As you may have read, or noticed, I felt crappy all week. Barely any blogging got done even though I have a pile of sticky notes with reminders of things to tell you. My house is a wreck and my to-do list is still long. A cold was really beating me down and I was doing everything I could to conserve energy so I could go to class. A good move on my part was to take Thursday off of work rather than working straight through and then going directly to class.
I have taken several classes with Pamela. The first one I took was in Richmond, Virginia at Quilting Adventures. I actually took two different classes in one weekend. The first was a self portrait class and the second was on composition. I started one piece in each class.
Pamela also came to California in 2008 to teach at EBHQ. I took her class there as well. I don’t think I ever wrote a blog post about that one, but Julie wrote one, which is probably what I would have written anyway. 😉
The quiltlet, House and Garden, that I did at EBHQ has been worked on more since the class and I am almost finished with it. Maureen sent me a link to facing directions from Jeri Riggs site and I plan to use them to make a faced edging as soon as I finish the beading.
I brought all three of these pieces to the workshop with the intention of working on them and not starting anything new.
The first exercise was a monochromatic exercise. I didn’t do it. Don’t worry! I warned Pamela that I was planning to bring projects from previous classes. I did enjoy the pieces that others in the class made.
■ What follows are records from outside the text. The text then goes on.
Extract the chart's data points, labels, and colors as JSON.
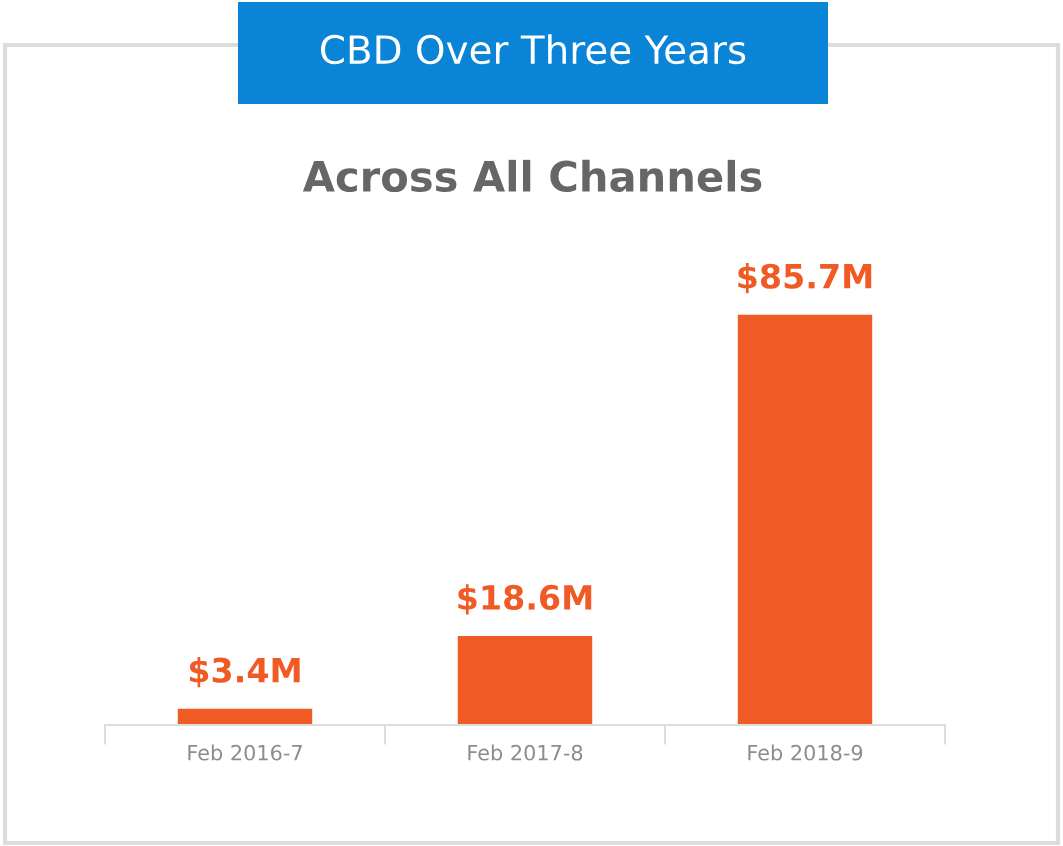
{
  "chart_data": {
    "type": "bar",
    "title": "CBD Over Three Years",
    "subtitle": "Across All Channels",
    "categories": [
      "Feb 2016-7",
      "Feb 2017-8",
      "Feb 2018-9"
    ],
    "values": [
      3.4,
      18.6,
      85.7
    ],
    "color": "#f05a24",
    "value_labels": [
      "$3.4M",
      "$18.6M",
      "$85.7M"
    ]
  }
}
I worked and made progress on the Garden. I am actually ready to handstitch on it, though I do still have a bit of piecing to add. I am really pleased with the work I did on the Garden. I think it looks very different from what it was when I started. I also think it looks a lot better.
I am really pleased with the petals that I added. I wanted to create a little more interest in the space where the blue petals are now.
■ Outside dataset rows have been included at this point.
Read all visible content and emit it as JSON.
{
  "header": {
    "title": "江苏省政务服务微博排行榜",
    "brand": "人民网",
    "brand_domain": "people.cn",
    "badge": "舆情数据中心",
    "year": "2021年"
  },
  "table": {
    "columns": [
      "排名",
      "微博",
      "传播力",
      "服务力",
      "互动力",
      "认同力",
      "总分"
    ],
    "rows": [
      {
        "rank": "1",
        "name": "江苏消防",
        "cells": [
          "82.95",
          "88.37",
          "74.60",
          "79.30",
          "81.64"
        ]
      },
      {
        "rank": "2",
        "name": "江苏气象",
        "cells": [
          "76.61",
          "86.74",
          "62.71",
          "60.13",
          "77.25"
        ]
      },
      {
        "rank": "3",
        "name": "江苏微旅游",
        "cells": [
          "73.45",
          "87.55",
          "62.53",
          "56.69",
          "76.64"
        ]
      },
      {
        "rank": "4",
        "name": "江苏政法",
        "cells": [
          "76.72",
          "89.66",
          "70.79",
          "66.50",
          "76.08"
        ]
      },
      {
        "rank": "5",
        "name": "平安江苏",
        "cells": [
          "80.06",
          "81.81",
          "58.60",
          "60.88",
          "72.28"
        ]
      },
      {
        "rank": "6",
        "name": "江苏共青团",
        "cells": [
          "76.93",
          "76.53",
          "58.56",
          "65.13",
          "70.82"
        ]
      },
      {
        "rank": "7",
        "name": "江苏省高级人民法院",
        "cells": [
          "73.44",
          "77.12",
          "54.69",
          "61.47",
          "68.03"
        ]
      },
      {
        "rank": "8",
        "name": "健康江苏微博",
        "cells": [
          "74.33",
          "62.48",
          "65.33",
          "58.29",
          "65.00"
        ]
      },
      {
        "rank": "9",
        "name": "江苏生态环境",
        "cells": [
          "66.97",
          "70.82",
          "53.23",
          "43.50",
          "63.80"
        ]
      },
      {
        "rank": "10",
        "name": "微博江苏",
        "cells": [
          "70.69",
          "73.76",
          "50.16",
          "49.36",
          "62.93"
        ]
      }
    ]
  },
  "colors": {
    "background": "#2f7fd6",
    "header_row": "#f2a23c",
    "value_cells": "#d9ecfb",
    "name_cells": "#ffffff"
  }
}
In the bottom part of the piece, the flowers were all middle ground. Pamela helped me create a foreground by putting some darker blue behind the red flower with the petals. I also created a little bit of a different foreground with the flower in the bottom right hand corner. I was thinking of it as kind of a coneflower, but some people said that it also looked like the petals had dropped off. I have a little work to do on the bottom. During the critique, Pamela and the other students suggested that I extend some of the stems to the bottom of the piece and make the bottom of the piece longer as well. They also like the brown border. That brown is currently the back, but I will cut it off and add it to the new front, but only on a couple of sides.
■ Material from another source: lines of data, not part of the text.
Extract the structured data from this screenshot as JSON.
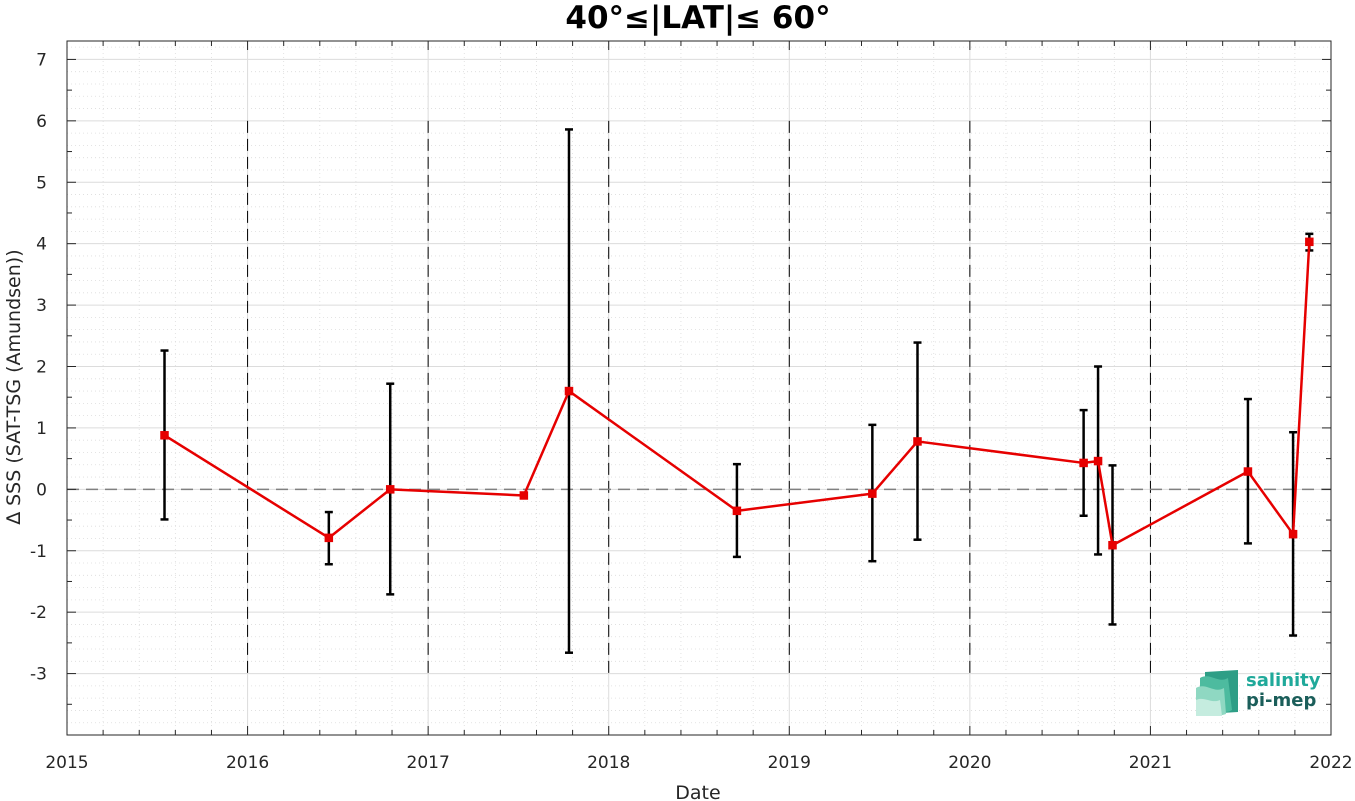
{
  "chart_data": {
    "type": "line",
    "title": "40°≤|LAT|≤ 60°",
    "xlabel": "Date",
    "ylabel": "∆ SSS (SAT-TSG (Amundsen))",
    "xlim": [
      2015,
      2022
    ],
    "ylim": [
      -4,
      7.3
    ],
    "x_ticks": [
      "2015",
      "2016",
      "2017",
      "2018",
      "2019",
      "2020",
      "2021",
      "2022"
    ],
    "y_ticks": [
      "-3",
      "-2",
      "-1",
      "0",
      "1",
      "2",
      "3",
      "4",
      "5",
      "6",
      "7"
    ],
    "grid": true,
    "minor_grid": true,
    "zero_line": 0,
    "year_separators": [
      2016,
      2017,
      2018,
      2019,
      2020,
      2021
    ],
    "series": [
      {
        "color": "#e60000",
        "x": [
          2015.54,
          2016.45,
          2016.79,
          2017.53,
          2017.78,
          2018.71,
          2019.46,
          2019.71,
          2020.63,
          2020.71,
          2020.79,
          2021.54,
          2021.79,
          2021.88
        ],
        "y": [
          0.88,
          -0.79,
          0.0,
          -0.1,
          1.6,
          -0.35,
          -0.07,
          0.78,
          0.43,
          0.46,
          -0.91,
          0.29,
          -0.73,
          4.03
        ],
        "err_low": [
          -0.49,
          -1.22,
          -1.71,
          null,
          -2.66,
          -1.1,
          -1.17,
          -0.82,
          -0.43,
          -1.06,
          -2.2,
          -0.88,
          -2.38,
          3.89
        ],
        "err_high": [
          2.26,
          -0.37,
          1.72,
          null,
          5.86,
          0.41,
          1.05,
          2.39,
          1.29,
          2.0,
          0.39,
          1.47,
          0.93,
          4.16
        ]
      }
    ]
  },
  "logo": {
    "line1": "salinity",
    "line2": "pi-mep",
    "color1": "#1fa99a",
    "color2": "#1b5e5a"
  },
  "colors": {
    "axis": "#262626",
    "grid": "#dcdcdc",
    "series": "#e60000",
    "errorbar": "#000000",
    "zero_line": "#808080"
  }
}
I didn’t succeed in doing my own thing. Pamela is such an engaging teacher that it just wasn’t possible for me to ignore her completely. She did help me with the projects I was trying to work on, though.
After a quick litle quiltlet exercise (15 min), she gave us a piece of fabric and we had to make something with it. My piece was brown. No other colors. None of my colors. Bleah!
The exercise was about accentuating or extending existing lines in the fabric she gave us. I liked the idea of the exercise.
This is the piece that came out of it. The colors aren’t me, and you can see that I injected quite a lot of blue into the surface.
Today, we worked on critiques and one piece using stripes and prints to create movement.
This piece brought the AHA moment for me. The AHA moment was a point where I finally got all that I have been learning from Pamela. I finally understood about the background and how to put stripes and prints on the piece in different ways in order to achieve movement and the illusion of something. I am really pleased with this piece and think it is very strong.
I can see how some of what I learned today will help me with the Tarts. I am going to use some of the techniques and thoughts to get that piece finished.